Reputation: 1437
I am new to PIG don't know much about it.How can i parse a text in PIG? to read field's values there is a concept of positional parameter in pig for example $0 corresponds to first field similarly is there any feature like positional parameter that can read entire row.what is RADOOP where exactly it can be used?
Upvotes: 1
Views: 6414
Reputation: 12939
Your question indicates that you would like to have some kind of interactive mode with your data, but that this data has a large volume.
RADOOP is a combination of R and Hadoop and it should be able to provide you with a GUI to run your Big Data through some R Statistical Analysis using Hadoop Scale processing.
In the meanwhile I suggest you to take a look at Google-Refine (http://code.google.com/p/google-refine/), which you can easily download and run your Data Evidence process with it.
With Google-Refine you can easily parse your data, using built-in text, date and numeric functions. You can also use Jython for further enhancing the needed functionality. It can handle a large scale with sampling your data and investigate its features using built-in Facets.
R is also a great tool for Data Evidence, with good sampling and other statistical analysis libraries. But its interface is based on command-line and it is targeted at advanced statistician and analysts, and not for the common user.
Upvotes: 1
Reputation: 28954
I guess you are asking for not tokenize the entire row, just take the entire row as an field, right ?
Then, I think you can use PigStorage('\n'), use '\n' as the field delimiter to treat the entire row as one field.

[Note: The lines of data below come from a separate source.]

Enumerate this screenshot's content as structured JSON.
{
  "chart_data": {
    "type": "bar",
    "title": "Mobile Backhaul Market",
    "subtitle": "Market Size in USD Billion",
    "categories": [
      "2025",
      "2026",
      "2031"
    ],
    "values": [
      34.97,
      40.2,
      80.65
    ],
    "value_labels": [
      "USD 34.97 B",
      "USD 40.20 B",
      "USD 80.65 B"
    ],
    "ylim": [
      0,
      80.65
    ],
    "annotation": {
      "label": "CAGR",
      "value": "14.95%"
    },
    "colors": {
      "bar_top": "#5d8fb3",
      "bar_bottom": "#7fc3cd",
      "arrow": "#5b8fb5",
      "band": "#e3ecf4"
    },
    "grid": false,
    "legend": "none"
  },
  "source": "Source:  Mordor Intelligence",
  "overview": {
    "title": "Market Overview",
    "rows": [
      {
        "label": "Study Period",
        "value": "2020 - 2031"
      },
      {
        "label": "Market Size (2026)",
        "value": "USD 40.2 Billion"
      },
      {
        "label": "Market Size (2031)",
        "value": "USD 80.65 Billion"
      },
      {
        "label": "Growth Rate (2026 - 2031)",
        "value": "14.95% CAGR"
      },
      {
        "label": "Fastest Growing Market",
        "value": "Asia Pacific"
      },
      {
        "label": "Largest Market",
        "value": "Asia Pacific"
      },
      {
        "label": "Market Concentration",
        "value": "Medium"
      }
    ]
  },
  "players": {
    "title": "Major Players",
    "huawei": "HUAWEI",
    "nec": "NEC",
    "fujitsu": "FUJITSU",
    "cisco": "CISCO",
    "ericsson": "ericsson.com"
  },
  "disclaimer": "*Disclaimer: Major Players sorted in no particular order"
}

And I think your "RADOOP" mean hadoop, right ? As a first step, you can run pig in local mode, which means you do not need to install hadoop.
Upvotes: 0
Reputation: 2497
For text parsing , first of all you can read from the tutorials of PIG and the wordcount example.
Links given below :
Wordcount example - Read the wordcount example from this link and relate the commands given in the tutorial.
Upvotes: 0
Reputation: 19676
I am not really sure what you are asking. Pig has a number of functions such as TOKENIZE and regex matching / extraction UDFs which can be helpful. Naturally, you can write any text processing code you like in Java or Python, too, and invoke it.
Upvotes: 0